Kirkton (Kirktoun) is a small area in the north-west of Livingston in West Lothian, Scotland. The area is mainly occupied by an industrial estate, as well as by some residential housing areas. The Killandean burn, a small stream runs through the area.

==History==
Much of the area of Kirkton belonged to the estate of nearby Charlesfield House, dating to 1795 and demolished in the early 20th century. Some of the gardens and forested parts of the estate remain beside the Killandean burn. The first owner of the house was Thomas Hardy, a minister. The estate passed to his son, Captain William Hardy, an officer in the East India Company who died in 1824. The lands then passed to his brother Thomas Hardy, FRCS a surgeon, who died in 1836. The estate was then leased by trustees to Thomas Robertson Chaplin, before it was sold to Henry Raeburn Jnr, the son of the distinguished painter Sir Henry Raeburn. The estate and lands then passed through his descendants until the 1960s when acquired by the Livingston Development Corporation.

==Geography==
Kirkton is located to the south-west of Livingston Village, to the west of Livingston Centre and to the north of Adambrae.

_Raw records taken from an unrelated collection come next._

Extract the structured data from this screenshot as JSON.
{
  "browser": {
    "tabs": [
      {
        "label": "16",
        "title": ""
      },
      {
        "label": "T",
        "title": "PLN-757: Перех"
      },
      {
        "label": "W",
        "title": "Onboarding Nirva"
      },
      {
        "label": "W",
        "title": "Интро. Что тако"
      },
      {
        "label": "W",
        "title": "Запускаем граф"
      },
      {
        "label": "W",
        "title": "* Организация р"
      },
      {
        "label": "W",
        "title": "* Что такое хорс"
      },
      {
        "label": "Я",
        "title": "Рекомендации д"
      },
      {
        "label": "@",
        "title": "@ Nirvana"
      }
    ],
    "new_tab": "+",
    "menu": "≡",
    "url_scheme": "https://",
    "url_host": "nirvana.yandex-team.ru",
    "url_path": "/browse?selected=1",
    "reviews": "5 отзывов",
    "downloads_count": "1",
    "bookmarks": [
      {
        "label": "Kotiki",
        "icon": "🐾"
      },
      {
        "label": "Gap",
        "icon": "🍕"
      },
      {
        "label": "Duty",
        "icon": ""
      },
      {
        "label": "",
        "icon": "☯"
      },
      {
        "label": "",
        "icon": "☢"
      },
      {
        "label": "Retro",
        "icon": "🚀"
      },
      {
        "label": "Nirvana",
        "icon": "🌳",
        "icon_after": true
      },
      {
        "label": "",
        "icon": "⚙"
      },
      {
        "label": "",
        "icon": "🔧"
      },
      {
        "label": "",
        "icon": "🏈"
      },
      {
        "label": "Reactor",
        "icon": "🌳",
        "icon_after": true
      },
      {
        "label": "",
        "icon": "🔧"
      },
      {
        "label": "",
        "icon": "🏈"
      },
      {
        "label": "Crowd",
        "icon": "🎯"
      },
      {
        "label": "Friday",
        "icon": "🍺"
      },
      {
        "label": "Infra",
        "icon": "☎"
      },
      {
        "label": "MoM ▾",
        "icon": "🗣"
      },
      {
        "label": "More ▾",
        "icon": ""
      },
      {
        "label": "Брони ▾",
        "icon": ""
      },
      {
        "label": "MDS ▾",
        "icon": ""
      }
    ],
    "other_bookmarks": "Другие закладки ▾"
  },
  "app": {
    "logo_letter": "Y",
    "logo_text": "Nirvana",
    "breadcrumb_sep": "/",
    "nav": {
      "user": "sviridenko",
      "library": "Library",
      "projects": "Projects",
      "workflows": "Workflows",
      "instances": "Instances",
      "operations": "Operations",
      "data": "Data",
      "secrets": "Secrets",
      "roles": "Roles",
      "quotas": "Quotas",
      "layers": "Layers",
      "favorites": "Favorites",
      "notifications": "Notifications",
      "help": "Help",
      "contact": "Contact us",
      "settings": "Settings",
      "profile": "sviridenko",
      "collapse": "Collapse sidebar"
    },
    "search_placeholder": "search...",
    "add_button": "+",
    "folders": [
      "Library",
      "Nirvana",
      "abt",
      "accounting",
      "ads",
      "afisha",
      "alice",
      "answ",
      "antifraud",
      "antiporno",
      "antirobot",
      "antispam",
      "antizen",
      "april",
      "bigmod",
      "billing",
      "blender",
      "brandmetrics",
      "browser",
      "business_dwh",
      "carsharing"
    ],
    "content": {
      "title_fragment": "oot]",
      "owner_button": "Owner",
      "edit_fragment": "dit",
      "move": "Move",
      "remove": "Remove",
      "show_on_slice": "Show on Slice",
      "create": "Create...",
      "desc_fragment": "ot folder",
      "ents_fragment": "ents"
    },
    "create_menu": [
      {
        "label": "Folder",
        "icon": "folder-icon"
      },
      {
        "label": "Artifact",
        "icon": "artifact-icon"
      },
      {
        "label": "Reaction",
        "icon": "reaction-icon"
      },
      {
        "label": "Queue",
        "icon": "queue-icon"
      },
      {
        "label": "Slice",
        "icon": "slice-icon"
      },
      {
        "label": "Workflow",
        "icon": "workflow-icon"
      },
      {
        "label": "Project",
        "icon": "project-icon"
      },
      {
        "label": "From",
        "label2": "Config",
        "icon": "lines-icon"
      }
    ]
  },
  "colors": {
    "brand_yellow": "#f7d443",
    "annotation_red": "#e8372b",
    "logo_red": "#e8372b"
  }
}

The River Almond flows through Kirkton and is joined by the Kileandean burn which also flows through Kirkton. The Kirkton weir is a two-metre-high structure originally built to power the nearby mill in Livingston village that was altered in 2017 to include a fish pass.

==Kirkton Campus==
Kirkton was the site of Scotland's first designed high-technology industrial park known as 'Kirkton Campus'. The site was spread over some 300 acres. The technology park was centered along either side of Simpson Parkway, a curving road near the Killandean Burn. Notable companies and buildings include Ethicon (1978), Boehringer (1982), W. L. Gore & Associates (1984), Seagate Micro Electronics (1986), Canon Business Machines (1989) and Logic (1994). Many of the original technology companies have disappeared and new companies occupy some of the former buildings.

===Hospital===
In November 2021, a £5 million private medical hospital opened in Kirkton campus, operated by Cosmedicare UK. The building had previously housed several companies including Glenmorangie, Gore, Quintiles and BskyB.

==Community facilities==
A crematorium is located in the north-west part of Kirkton that opened in 2010.

There is a large, historic park located in Kirkton.